Each year, I like to reflect on the media I interacted with in. Since 2023, I’ve been tracking everything that I finish in a big list in my diary. In 2024, I finished 122 things, which I felt was a good effort! In this post I’ll detail my recommendations so you can find the best of those 122. Note that these are things I finished this year, so some of them are old or came from a different year, but for most of these it was my first time experiencing them.

Books

Winner: The Rain Heron by Robbie Arnott

For the longest period this year, I thought Boy Swallows Universe by Trent Dalton was going to be my choice, and then I read The Rain Heron. When I finished the first part, I jokingly described it as The Lorax for adults. After I finished the second part, my mouth dropped open and I got chills, which doesn’t normally happen for me when reading. The book is set in an unamed country in the middle of a coup, but I like to think it’s Australia. It revolves around themes of the environment, duty, and tragedy. I can’t recommend it enough.

Highly commended: Loved and Missed by Susie Boyt.

This is one that isn’t my usual genre but I enjoyed it very much. It’s an exploration of family, as a grandmother adopts her granddaughter while her own daughter is dealing with a of a drug addiction. It’s small-scale and incredibly touching. I didn’t cry while reading this, but I came awfully close.

Films

Winner: Inside Out 2 (2024)

Pixar is renowned for their emotional storytelling and they are back to their best with this one. I watched it on a plane which is always embarassing as I was then trying to hide my free-flowing tears from the person seated next to me. In general, I think the Inside Out films do very well with their themes. In the first one, Joy realises that you can’t only be happy all the time, and sometimes you have to be sad. Rather annoyingly, this feels like the same theme of this movie, just slightly extrapolated. Still, I liked the conceptual ideas it grapples with, particularly the multi-faceted approach to identity. It’s well-acted and a great film overall even if it does make fun of ethnomusicology.

Highly Commended: American Fiction (2023)

This is a great satire of book publishing as an African American author tries to parody diversity tropes only for his book to be taken seriously by everyone. It’s very witty and becomes very meta as it goes along, which I really enjoy. I think it’s a fascinating dissection of identity politics, but it does so in a very clever way.
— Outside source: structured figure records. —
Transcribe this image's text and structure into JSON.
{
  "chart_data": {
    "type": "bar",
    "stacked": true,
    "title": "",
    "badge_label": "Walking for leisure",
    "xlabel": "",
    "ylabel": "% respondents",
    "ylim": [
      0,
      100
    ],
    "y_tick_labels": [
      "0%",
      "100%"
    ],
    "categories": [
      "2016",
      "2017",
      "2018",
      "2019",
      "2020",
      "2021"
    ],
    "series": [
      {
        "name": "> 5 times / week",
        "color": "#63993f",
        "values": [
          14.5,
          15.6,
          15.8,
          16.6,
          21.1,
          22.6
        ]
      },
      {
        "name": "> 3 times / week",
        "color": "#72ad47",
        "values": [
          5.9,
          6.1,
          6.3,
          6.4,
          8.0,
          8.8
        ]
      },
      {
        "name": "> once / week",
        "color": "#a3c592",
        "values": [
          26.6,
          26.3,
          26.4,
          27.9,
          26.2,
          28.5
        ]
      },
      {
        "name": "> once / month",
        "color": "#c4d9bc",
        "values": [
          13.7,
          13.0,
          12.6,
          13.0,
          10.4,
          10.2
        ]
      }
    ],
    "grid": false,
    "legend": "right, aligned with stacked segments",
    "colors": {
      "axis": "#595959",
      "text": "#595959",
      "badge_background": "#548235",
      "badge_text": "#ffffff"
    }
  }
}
Without delving too much into the politics of it, I do think diversity initiatives etc have done a lot of good but this film does a great job of exploring how they can be harmful in extreme cases. It raises a lot of questions and I think that’s a great thing for any work of art.

Games

I’ll be honest, I only finished 4 this year and none of them I feel are particularly worth talking about. The one I’ll give a shoutout to is Professor Layton and the Curious Village, which I played on my phone. It’s a cute puzzle game originally released for the Nintendo DS but it works very well on modern phones with the big screens. The puzzles are brain-wracking and there’s a clever murder mystery plot to tie it all together. Worth playing but I don’t recommend too strongly unless you are really into puzzles

(TV) Shows

Winner: Boy Swallows Universe (2024)

A great semi-biographical tale of a young boy who gets swept up into Brisbane’s underground crime ring. It’s incredible for two reasons. One, it’s a Netflix original, which are usually hit or miss and two, it’s an Australian production, which are especially hit or miss. Somehow it manages to pull through. The book was one of my favourites this year and the show is an amazing adaption. It was clearly made with a lot of love, and it manages that perfect Aussie blend of humour while telling what is in all a dark story.
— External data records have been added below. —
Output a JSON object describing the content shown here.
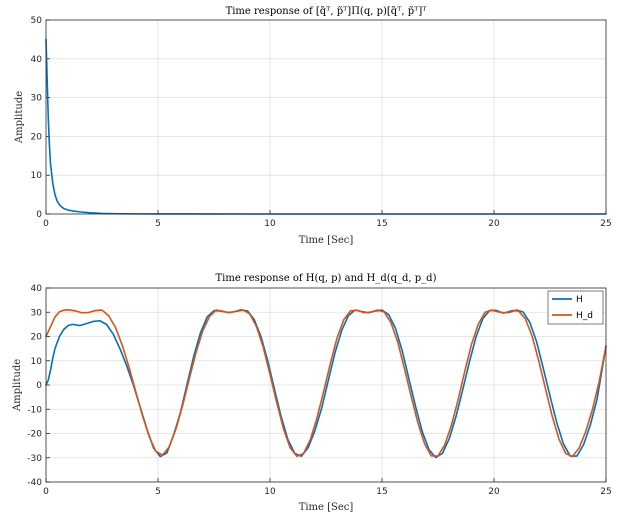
{
  "colors": {
    "H": "#0072bd",
    "H_d": "#d95319",
    "grid": "#dfdfdf",
    "axis": "#262626"
  },
  "chart_data": [
    {
      "type": "line",
      "title": "Time response of [q̃ᵀ, p̃ᵀ]Π(q, p)[q̃ᵀ, p̃ᵀ]ᵀ",
      "xlabel": "Time [Sec]",
      "ylabel": "Amplitude",
      "xlim": [
        0,
        25
      ],
      "ylim": [
        0,
        50
      ],
      "xticks": [
        0,
        5,
        10,
        15,
        20,
        25
      ],
      "yticks": [
        0,
        10,
        20,
        30,
        40,
        50
      ],
      "grid": true,
      "series": [
        {
          "color": "#0072bd",
          "x": [
            0,
            0.05,
            0.1,
            0.15,
            0.2,
            0.3,
            0.4,
            0.5,
            0.6,
            0.7,
            0.8,
            1.0,
            1.2,
            1.5,
            2.0,
            2.5,
            3.0,
            4.0,
            5.0,
            7.0,
            10.0,
            15.0,
            20.0,
            25.0
          ],
          "y": [
            45,
            35,
            25,
            18,
            13,
            8,
            5,
            3.3,
            2.4,
            1.8,
            1.4,
            1.0,
            0.8,
            0.55,
            0.3,
            0.15,
            0.08,
            0.03,
            0.01,
            0.01,
            0,
            0,
            0,
            0
          ]
        }
      ]
    },
    {
      "type": "line",
      "title": "Time response of H(q, p) and H_d(q_d, p_d)",
      "xlabel": "Time [Sec]",
      "ylabel": "Amplitude",
      "xlim": [
        0,
        25
      ],
      "ylim": [
        -40,
        40
      ],
      "xticks": [
        0,
        5,
        10,
        15,
        20,
        25
      ],
      "yticks": [
        -40,
        -30,
        -20,
        -10,
        0,
        10,
        20,
        30,
        40
      ],
      "grid": true,
      "legend": {
        "placement": "top-right",
        "entries": [
          "H",
          "H_d"
        ]
      },
      "series": [
        {
          "name": "H",
          "color": "#0072bd",
          "x": [
            0,
            0.1,
            0.2,
            0.3,
            0.4,
            0.6,
            0.8,
            1.0,
            1.2,
            1.5,
            1.8,
            2.1,
            2.4,
            2.7,
            3.0,
            3.3,
            3.6,
            3.9,
            4.2,
            4.5,
            4.8,
            5.1,
            5.4,
            5.7,
            6.0,
            6.3,
            6.6,
            6.9,
            7.2,
            7.5,
            7.8,
            8.1,
            8.4,
            8.7,
            9.0,
            9.3,
            9.6,
            9.9,
            10.2,
            10.5,
            10.8,
            11.1,
            11.4,
            11.7,
            12.0,
            12.3,
            12.6,
            12.9,
            13.2,
            13.5,
            13.8,
            14.1,
            14.4,
            14.7,
            15.0,
            15.3,
            15.6,
            15.9,
            16.2,
            16.5,
            16.8,
            17.1,
            17.4,
            17.7,
            18.0,
            18.3,
            18.6,
            18.9,
            19.2,
            19.5,
            19.8,
            20.1,
            20.4,
            20.7,
            21.0,
            21.3,
            21.6,
            21.9,
            22.2,
            22.5,
            22.8,
            23.1,
            23.4,
            23.7,
            24.0,
            24.3,
            24.6,
            25.0
          ],
          "y": [
            0,
            2,
            6,
            11,
            15,
            20,
            23,
            24.6,
            25,
            24.5,
            25.3,
            26.2,
            26.5,
            25,
            21,
            15,
            8,
            0,
            -9,
            -18,
            -26,
            -29.5,
            -28,
            -20.5,
            -11.4,
            0.4,
            12,
            21.6,
            28.1,
            30.7,
            30.5,
            29.9,
            30.2,
            31,
            30.5,
            26.9,
            19.9,
            9.9,
            -1.8,
            -13.1,
            -22.5,
            -28.2,
            -29.4,
            -25.9,
            -19,
            -9.8,
            1.8,
            13.2,
            22.5,
            28.6,
            30.9,
            30.3,
            29.8,
            30.5,
            30.9,
            29,
            23.4,
            14.2,
            2.6,
            -8.9,
            -19.3,
            -26.7,
            -29.9,
            -28.2,
            -22.2,
            -13.1,
            -2.1,
            9.4,
            19.9,
            27.4,
            30.7,
            30.8,
            29.7,
            30,
            30.9,
            30.1,
            25.8,
            17.9,
            6.9,
            -4.5,
            -15.5,
            -24.3,
            -29.3,
            -29.3,
            -24.6,
            -16.5,
            -5.9,
            16
          ]
        },
        {
          "name": "H_d",
          "color": "#d95319",
          "x": [
            0,
            0.2,
            0.4,
            0.6,
            0.8,
            1.0,
            1.3,
            1.6,
            1.9,
            2.2,
            2.5,
            2.8,
            3.1,
            3.4,
            3.7,
            4.0,
            4.3,
            4.6,
            4.9,
            5.2,
            5.5,
            5.8,
            6.1,
            6.4,
            6.7,
            7.0,
            7.3,
            7.6,
            7.9,
            8.2,
            8.5,
            8.8,
            9.1,
            9.4,
            9.7,
            10.0,
            10.3,
            10.6,
            10.9,
            11.2,
            11.5,
            11.8,
            12.1,
            12.4,
            12.7,
            13.0,
            13.3,
            13.6,
            13.9,
            14.2,
            14.5,
            14.8,
            15.1,
            15.4,
            15.7,
            16.0,
            16.3,
            16.6,
            16.9,
            17.2,
            17.5,
            17.8,
            18.1,
            18.4,
            18.7,
            19.0,
            19.3,
            19.6,
            19.9,
            20.2,
            20.5,
            20.8,
            21.1,
            21.4,
            21.7,
            22.0,
            22.3,
            22.6,
            22.9,
            23.2,
            23.5,
            23.8,
            24.1,
            24.4,
            24.7,
            25.0
          ],
          "y": [
            20,
            24,
            28,
            30.2,
            30.9,
            31,
            30.6,
            29.8,
            29.9,
            30.7,
            30.9,
            28.5,
            23.8,
            16.5,
            7.5,
            -2.5,
            -12.4,
            -21.1,
            -27.3,
            -28.9,
            -25.5,
            -18.2,
            -8.4,
            2.7,
            13.5,
            22.4,
            28.3,
            30.9,
            30.4,
            29.8,
            30.4,
            30.9,
            29.3,
            24,
            15.5,
            4.4,
            -7.2,
            -18,
            -25.9,
            -29.4,
            -28.2,
            -22.5,
            -13.5,
            -2.5,
            9.1,
            19.6,
            27,
            30.6,
            30.8,
            29.8,
            30.1,
            30.9,
            30.1,
            25.7,
            17.8,
            6.9,
            -4.6,
            -15.5,
            -24.2,
            -29.2,
            -29.3,
            -24.7,
            -16.6,
            -6,
            5.8,
            16.9,
            25.1,
            30,
            30.9,
            30.1,
            29.8,
            30.7,
            30.5,
            27.3,
            20.2,
            9.9,
            -1.6,
            -12.9,
            -22.3,
            -28.2,
            -29.5,
            -26,
            -19.1,
            -9.9,
            1.6,
            16
          ]
        }
      ]
    }
  ]
}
Highly Commended: One Piece (2023)

I don’t watch anime, so I knew nothing of this going into it, other than that it was one of those huge Japanese properties. It had a humongous budget, rumoured to be around $1 million per episode, and it shows. It is sleek and a very fun action-adventure series. To me it felt a lot like Pirates of the Caribbean in a more fantastical setting: the humour is very similar but the world is more crazy than Earth. It’s got quite a touching story and I didn’t feel embarassed watching it which is always a positive with adaptions like these.